Sunday, November 23, 2008

Health

USN Current Issue

Heart Attack Patients Going Home From the Hospital in Greater Numbers

By Adam Voiland
Posted 5/4/07

There's good news on the heart front: The death rate among people hospitalized for a heart attack has been cut in half over the past few years. According to a large study, which appears in this week's Journal of the American Medical Association and involves 44,372 patients from 113 hospitals in 14 countries, new treatment guidelines have cut the percentage of heart attack patients who died in the hospital from 8.4 percent to 4.6 percent between 1999 and 2005. The proportion experiencing heart failure dropped from 19.5 percent to 11 percent; of those getting another heart attack within six months, from 4.8 percent to 2 percent.

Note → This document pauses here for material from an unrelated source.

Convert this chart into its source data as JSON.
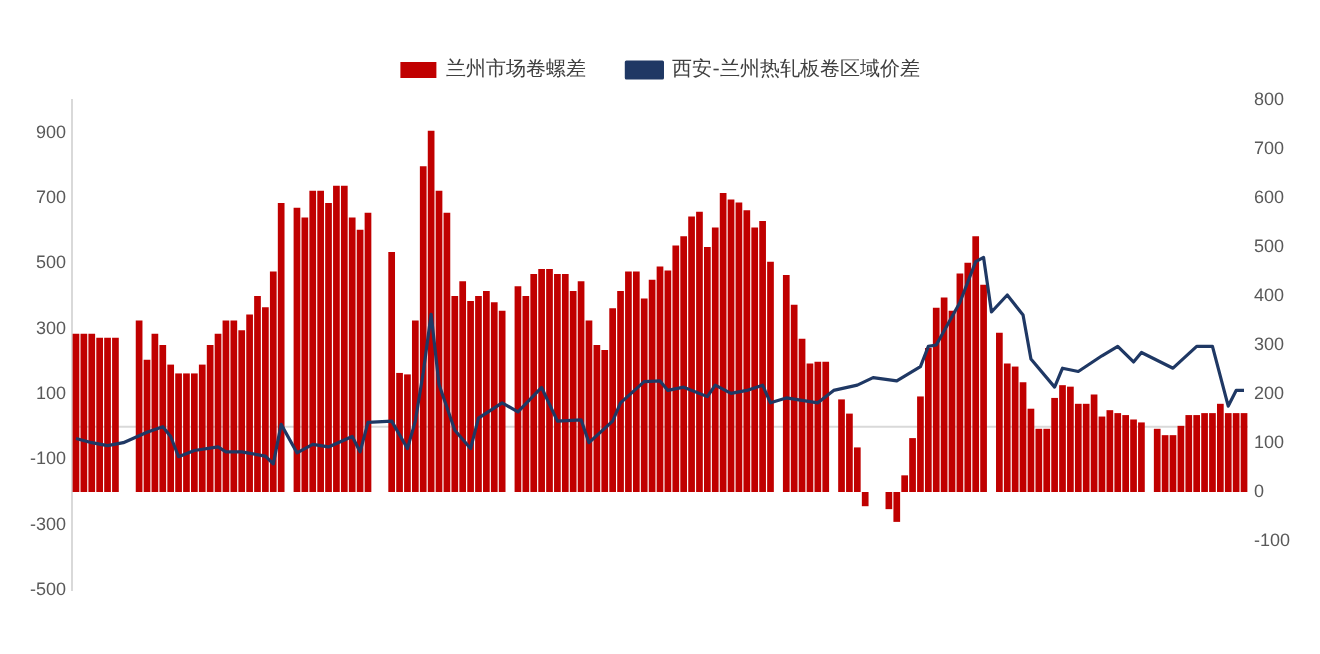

"We saw a marked improvement in outcomes. What we've shown is what can be done," says the study's lead author Keith Fox, a cardiologist at the University of Edinburgh.

The new guidelines responsible for the improvements include aggressive efforts to reopen blocked coronary arteries quickly and better drugs for heart failure and to prevent future attacks. Joel Gore, a coauthor of the study and a cardiologist at the University of Massachusetts, notes, however, that these are life-saving, last resort measures. The best treatment for heart disease, he emphasizes, is to prevent it in the first place. The study was funded by a grant from Sanofi-Aventis, maker of several heart drugs including Plavix and ACE inhibitors.